Klaim swasembada beras pada tahun 2008 disebut sebagai hasil dari Program Peningkatan Produksi Beras Nasional (P2BN). Berbagai subsidi, bantuan langsung dan insentif diberikan kepada petani dalam bentuk benih unggul berpotensi hasil tinggi termasuk padi hibrida, pupuk kimia (N, P, K) dan pupuk organik.

Ketika pada tahun 2011 ledakan populasi wereng coklat di Jawa Barat bagian utara terhenti, ledakan populasi wereng di Jawa Tengah dan Jawa Timur kecenderungannya justru meluas. Daerah eks Karesidenan Surakarta yang secara tradisional dikenal sebagai lumbung padi Jawa Tengah, meliputi tujuh kabupaten/kota yaitu Klaten, Boyolali, Sukoharjo, Wonogiri, Karanganyar, Sragen, dan Kota Surakarta hingga saat ini masih terancam oleh hama wereng

(16)

2

coklat. Apabila merujuk pada UU no 2007 tentang Penanggulangan bencana, kejadian epidemi seperti ini telah terkategorikan bencana non alam. Dalam kondisi bencana, respon yang diharapkan tentu saja harus berbeda dengan kondisi normal. Tindakan yang berani, cepat, dan tepat perlu dilakukan, namun harus didukung oleh pemahaman yang benar agar tidak memperburuk keadaan.

Hal penting lainnya adalah ledakan populasi wereng coklat kali ini bersifat regional. Negara-negara yang secara tradisional menjadi sumber impor beras Indonesia apabila produksi dalam negeri tidak mencukupi seperti Thailand, Vietnam, dan China juga tengah menghadapi masalah serupa (Bentur dan Viraktamath, 2008; Ooi 2010). Dengan demikian, impor beras yang biasa ditempuh untuk menutup kesenjangan antara produksi dalam dan kebutuhan domestik, atau sekedar untuk cadangan pangan nasional, kelak tidak mudah lagi dilakukan. Oleh karena itu, masalah wereng coklat harus diselesaikan demi menyelamatkan petani dan konsumen beras yang meliputi hampir semua rakyat Indonesia

Ledakan wereng coklat seharusnya tidak terjadi, kecuali kalau sejarahnya telah dilupakan (Ooi 2010). Pengendalian wereng coklat di Indonesia dengan penerapan PHT adalah cerita sukses era 80-an. Apalagi penelitiannya, terutama yang bersifat eksperimental, telah banyak dilakukan. Survei pun sering dilakukan, namun pengumpulan data terfokus pada luas serangan, berat ringannya serangan, maupun potensi ancaman terhadap produksi beras. Survei tersebut tidak mampu menghasilkan gambaran komprehensif tentang faktor-faktor kunci penyebab ledakan populasi wereng coklat di lapangan saat ini.

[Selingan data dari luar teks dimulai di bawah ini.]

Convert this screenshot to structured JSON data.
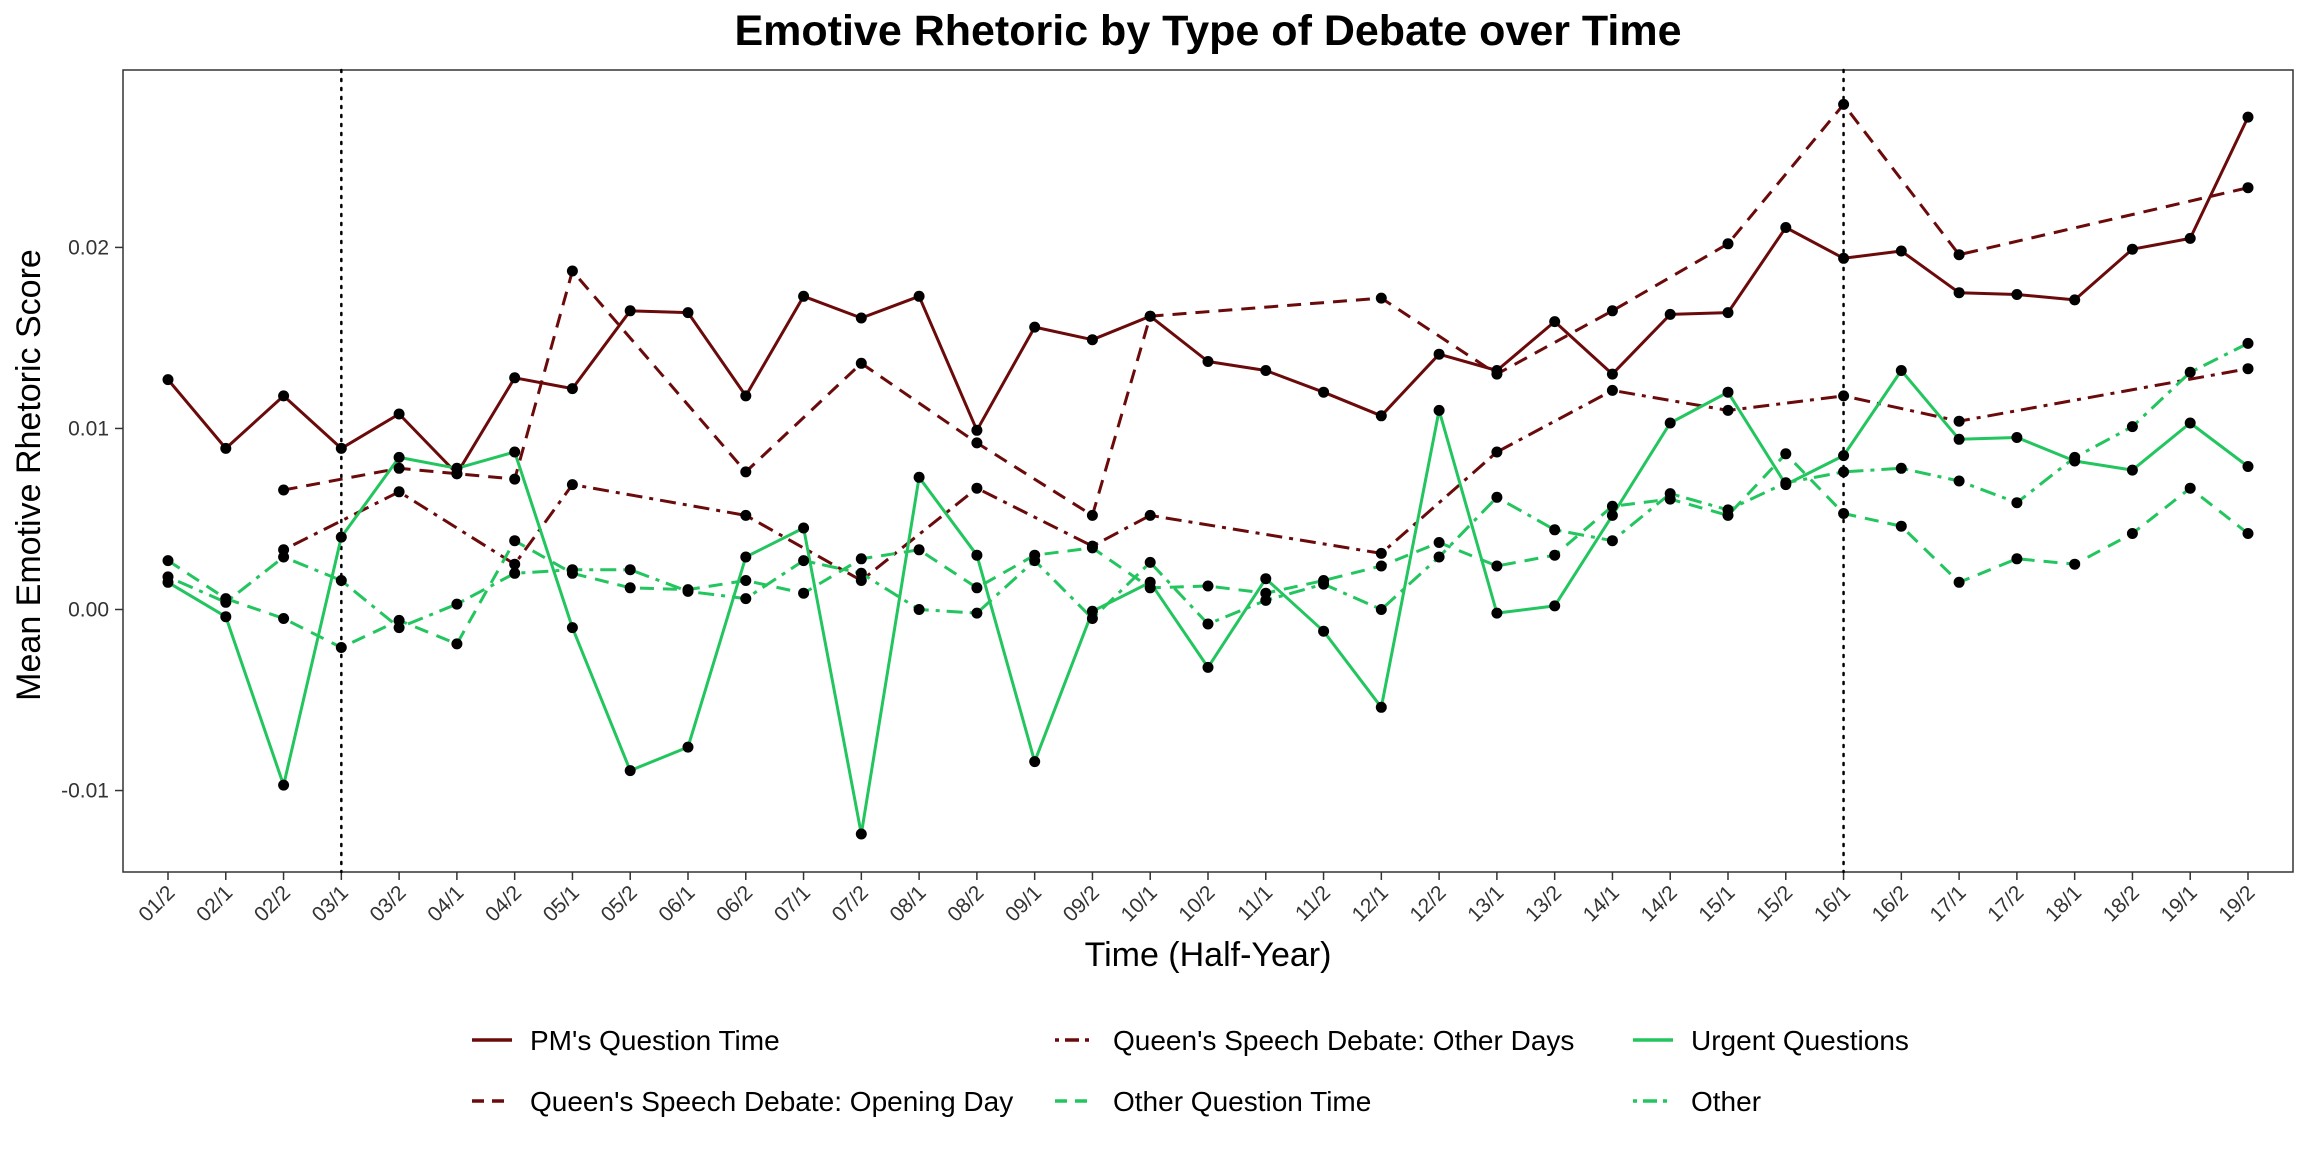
{
  "chart_data": {
    "type": "line",
    "title": "Emotive Rhetoric by Type of Debate over Time",
    "xlabel": "Time (Half-Year)",
    "ylabel": "Mean Emotive Rhetoric Score",
    "ylim": [
      -0.0145,
      0.0298
    ],
    "y_ticks": [
      -0.01,
      0.0,
      0.01,
      0.02
    ],
    "y_tick_labels": [
      "-0.01",
      "0.00",
      "0.01",
      "0.02"
    ],
    "grid": false,
    "legend_position": "bottom",
    "categories": [
      "01/2",
      "02/1",
      "02/2",
      "03/1",
      "03/2",
      "04/1",
      "04/2",
      "05/1",
      "05/2",
      "06/1",
      "06/2",
      "07/1",
      "07/2",
      "08/1",
      "08/2",
      "09/1",
      "09/2",
      "10/1",
      "10/2",
      "11/1",
      "11/2",
      "12/1",
      "12/2",
      "13/1",
      "13/2",
      "14/1",
      "14/2",
      "15/1",
      "15/2",
      "16/1",
      "16/2",
      "17/1",
      "17/2",
      "18/1",
      "18/2",
      "19/1",
      "19/2"
    ],
    "reference_lines": [
      "03/1",
      "16/1"
    ],
    "series": [
      {
        "name": "PM's Question Time",
        "color": "#6B0A0A",
        "dash": "solid",
        "values": [
          0.0127,
          0.0089,
          0.0118,
          0.0089,
          0.0108,
          0.0075,
          0.0128,
          0.0122,
          0.0165,
          0.0164,
          0.0118,
          0.0173,
          0.0161,
          0.0173,
          0.0099,
          0.0156,
          0.0149,
          0.0162,
          0.0137,
          0.0132,
          0.012,
          0.0107,
          0.0141,
          0.0132,
          0.0159,
          0.013,
          0.0163,
          0.0164,
          0.0211,
          0.0194,
          0.0198,
          0.0175,
          0.0174,
          0.0171,
          0.0199,
          0.0205,
          0.0272
        ]
      },
      {
        "name": "Queen's Speech Debate: Opening Day",
        "color": "#6B0A0A",
        "dash": "dashed",
        "values": [
          null,
          null,
          0.0066,
          null,
          0.0078,
          0.0075,
          0.0072,
          0.0187,
          null,
          null,
          0.0076,
          null,
          0.0136,
          null,
          0.0092,
          null,
          0.0052,
          0.0162,
          null,
          null,
          null,
          0.0172,
          null,
          0.013,
          null,
          0.0165,
          null,
          0.0202,
          null,
          0.0279,
          null,
          0.0196,
          null,
          null,
          null,
          null,
          0.0233
        ]
      },
      {
        "name": "Queen's Speech Debate: Other Days",
        "color": "#6B0A0A",
        "dash": "dotdash",
        "values": [
          null,
          null,
          0.0033,
          null,
          0.0065,
          null,
          0.0025,
          0.0069,
          null,
          null,
          0.0052,
          null,
          0.0016,
          null,
          0.0067,
          null,
          0.0035,
          0.0052,
          null,
          null,
          null,
          0.0031,
          null,
          0.0087,
          null,
          0.0121,
          null,
          0.011,
          null,
          0.0118,
          null,
          0.0104,
          null,
          null,
          null,
          null,
          0.0133
        ]
      },
      {
        "name": "Other Question Time",
        "color": "#22C55E",
        "dash": "dashed",
        "values": [
          0.0027,
          0.0006,
          -0.0005,
          -0.0021,
          -0.0006,
          -0.0019,
          0.0038,
          0.002,
          0.0012,
          0.0011,
          0.0016,
          0.0009,
          0.0028,
          0.0033,
          0.0012,
          0.003,
          0.0034,
          0.0012,
          0.0013,
          0.0009,
          0.0016,
          0.0024,
          0.0037,
          0.0024,
          0.003,
          0.0057,
          0.0061,
          0.0052,
          0.0086,
          0.0053,
          0.0046,
          0.0015,
          0.0028,
          0.0025,
          0.0042,
          0.0067,
          0.0042
        ]
      },
      {
        "name": "Urgent Questions",
        "color": "#22C55E",
        "dash": "solid",
        "values": [
          0.0015,
          -0.0004,
          -0.0097,
          0.004,
          0.0084,
          0.0078,
          0.0087,
          -0.001,
          -0.0089,
          -0.0076,
          0.0029,
          0.0045,
          -0.0124,
          0.0073,
          0.003,
          -0.0084,
          -0.0001,
          0.0015,
          -0.0032,
          0.0017,
          -0.0012,
          -0.0054,
          0.011,
          -0.0002,
          0.0002,
          0.0052,
          0.0103,
          0.012,
          0.0069,
          0.0085,
          0.0132,
          0.0094,
          0.0095,
          0.0082,
          0.0077,
          0.0103,
          0.0079
        ]
      },
      {
        "name": "Other",
        "color": "#22C55E",
        "dash": "dotdash",
        "values": [
          0.0018,
          0.0004,
          0.0029,
          0.0016,
          -0.001,
          0.0003,
          0.002,
          0.0022,
          0.0022,
          0.001,
          0.0006,
          0.0027,
          0.002,
          0.0,
          -0.0002,
          0.0027,
          -0.0005,
          0.0026,
          -0.0008,
          0.0005,
          0.0014,
          0.0,
          0.0029,
          0.0062,
          0.0044,
          0.0038,
          0.0064,
          0.0055,
          0.007,
          0.0076,
          0.0078,
          0.0071,
          0.0059,
          0.0084,
          0.0101,
          0.0131,
          0.0147
        ]
      }
    ]
  }
}
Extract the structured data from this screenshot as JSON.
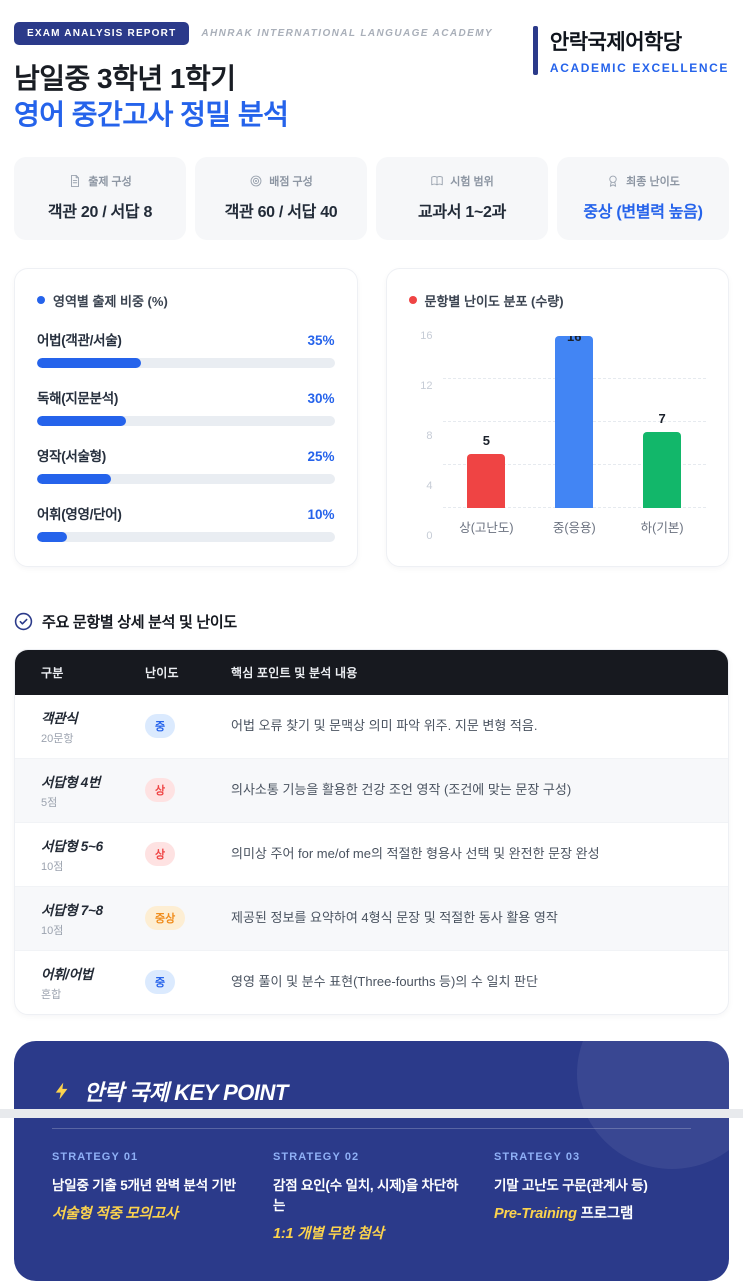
{
  "header": {
    "badge": "EXAM ANALYSIS REPORT",
    "subtitle": "AHNRAK INTERNATIONAL LANGUAGE ACADEMY",
    "logo_title": "안락국제어학당",
    "logo_subtitle": "ACADEMIC EXCELLENCE",
    "title_line1": "남일중 3학년 1학기",
    "title_line2": "영어 중간고사 정밀 분석"
  },
  "stats": [
    {
      "icon": "document-icon",
      "label": "출제 구성",
      "value": "객관 20 / 서답 8"
    },
    {
      "icon": "target-icon",
      "label": "배점 구성",
      "value": "객관 60 / 서답 40"
    },
    {
      "icon": "book-icon",
      "label": "시험 범위",
      "value": "교과서 1~2과"
    },
    {
      "icon": "medal-icon",
      "label": "최종 난이도",
      "value": "중상 (변별력 높음)"
    }
  ],
  "chart_data": [
    {
      "type": "bar",
      "orientation": "horizontal",
      "title": "영역별 출제 비중 (%)",
      "categories": [
        "어법(객관/서술)",
        "독해(지문분석)",
        "영작(서술형)",
        "어휘(영영/단어)"
      ],
      "values": [
        35,
        30,
        25,
        10
      ],
      "value_labels": [
        "35%",
        "30%",
        "25%",
        "10%"
      ],
      "xlim": [
        0,
        100
      ],
      "bar_color": "#2563eb",
      "track_color": "#e9edf2",
      "legend_dot_color": "#2563eb"
    },
    {
      "type": "bar",
      "orientation": "vertical",
      "title": "문항별 난이도 분포 (수량)",
      "categories": [
        "상(고난도)",
        "중(응용)",
        "하(기본)"
      ],
      "values": [
        5,
        16,
        7
      ],
      "colors": [
        "#ef4444",
        "#4285f4",
        "#12b76a"
      ],
      "ylim": [
        0,
        16
      ],
      "yticks": [
        0,
        4,
        8,
        12,
        16
      ],
      "grid": "dashed",
      "legend_dot_color": "#ef4444"
    }
  ],
  "analysis": {
    "section_title": "주요 문항별 상세 분석 및 난이도",
    "columns": [
      "구분",
      "난이도",
      "핵심 포인트 및 분석 내용"
    ],
    "rows": [
      {
        "category": "객관식",
        "sub": "20문항",
        "difficulty": "중",
        "content": "어법 오류 찾기 및 문맥상 의미 파악 위주. 지문 변형 적음."
      },
      {
        "category": "서답형 4번",
        "sub": "5점",
        "difficulty": "상",
        "content": "의사소통 기능을 활용한 건강 조언 영작 (조건에 맞는 문장 구성)"
      },
      {
        "category": "서답형 5~6",
        "sub": "10점",
        "difficulty": "상",
        "content": "의미상 주어 for me/of me의 적절한 형용사 선택 및 완전한 문장 완성"
      },
      {
        "category": "서답형 7~8",
        "sub": "10점",
        "difficulty": "중상",
        "content": "제공된 정보를 요약하여 4형식 문장 및 적절한 동사 활용 영작"
      },
      {
        "category": "어휘/어법",
        "sub": "혼합",
        "difficulty": "중",
        "content": "영영 풀이 및 분수 표현(Three-fourths 등)의 수 일치 판단"
      }
    ]
  },
  "keypoint": {
    "title": "안락 국제 KEY POINT",
    "strategies": [
      {
        "label": "STRATEGY 01",
        "line1": "남일중 기출 5개년 완벽 분석 기반",
        "highlight": "서술형 적중 모의고사",
        "suffix": ""
      },
      {
        "label": "STRATEGY 02",
        "line1": "감점 요인(수 일치, 시제)을 차단하는",
        "highlight": "1:1 개별 무한 첨삭",
        "suffix": ""
      },
      {
        "label": "STRATEGY 03",
        "line1": "기말 고난도 구문(관계사 등)",
        "highlight": "Pre-Training",
        "suffix": " 프로그램"
      }
    ]
  },
  "colors": {
    "navy": "#2b3a8a",
    "accent_blue": "#2563eb",
    "yellow": "#fcd34d",
    "pill_mid_bg": "#dbeafe",
    "pill_high_bg": "#fee2e2",
    "pill_midhigh_bg": "#fdeed3",
    "table_header_bg": "#17191f"
  }
}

Sebuah survei yang langsung menganalisis faktor faktor kunci penyebab ledakan wereng coklat di Jawa Barat pernah dilakukan (Buchori et al. 1999) dan menghasilkan sejumlah temuan menarik. Survei serupa belum pernah dilakukan di daerah Klaten yang sedang terkena bencana ledakan populasi wereng coklat sehingga tidak bisa diketahui apakah faktor-faktor penentunya serupa atau berbeda.

Tujuan Penelitian

Penelitian ini bertujuan menganalisis faktor-faktor kunci penyebab ledakan populasi hama wereng coklat , Nilaparvata lugens Stal (Hemiptera: Delphacidae) di Kabupaten Klaten, terutama di daerah yang pertama kali dilaporkan terjadi ledakan dan menjadi sumber infestasi bagi ledakan populasi yang lebih luas.

Manfaat Penelitian

Informasi yang dihasilkan dari penelitian ini dapat digunakan untuk melandasi respon cepat yang perlu diambil untuk menyelamatkan produksi beras dari ancaman wereng coklat. Selain itu, isi penelitian ini bisa juga dijadikan referensi bagi petani, penggiat pertanian, pemerintah, dan dunia akademis untuk menguraikan masalah serupa di tempat dan waktu yang berbeda. Topik penelitian ini juga berguna untuk memperkaya khazanah ilmu dan merangsang penelitian sejenis.

(17)

TINJAUAN PUSTAKA

Enam puluh lima spesies wereng, terdiri dari 4 spesies subfamili Asiracinae, 4 spesies dari subfamili Stenocracinae, dan 57 spesies dari subfamili Delphacinae diketahui berasosiasi dengan agroekosistem padi di Asia (Dupo dan Barrion 2009). Walaupun demikian, hanya tiga spesies yang dianggap penting secara ekonomi, yaitu wereng coklat (Nilaparvata lugens), wereng punggung putih (sogatella furcifera), dan wereng coklat kecil (Laodelphax striatellus) (Ooi 2010). Dua spesies pertama adalah hama penting di pertanaman padi daerah tropik, sedangkan spesies ketiga lebih banyak menyerang di daerah beriklim sedang. Dari ketiga spesies wereng famili Delphacidae tersebut, hanya wereng coklat yang dianggap merugikan secara ekonomi di Indonesia karena kemampuannya menimbulkan kerusakan hamparan secara masal.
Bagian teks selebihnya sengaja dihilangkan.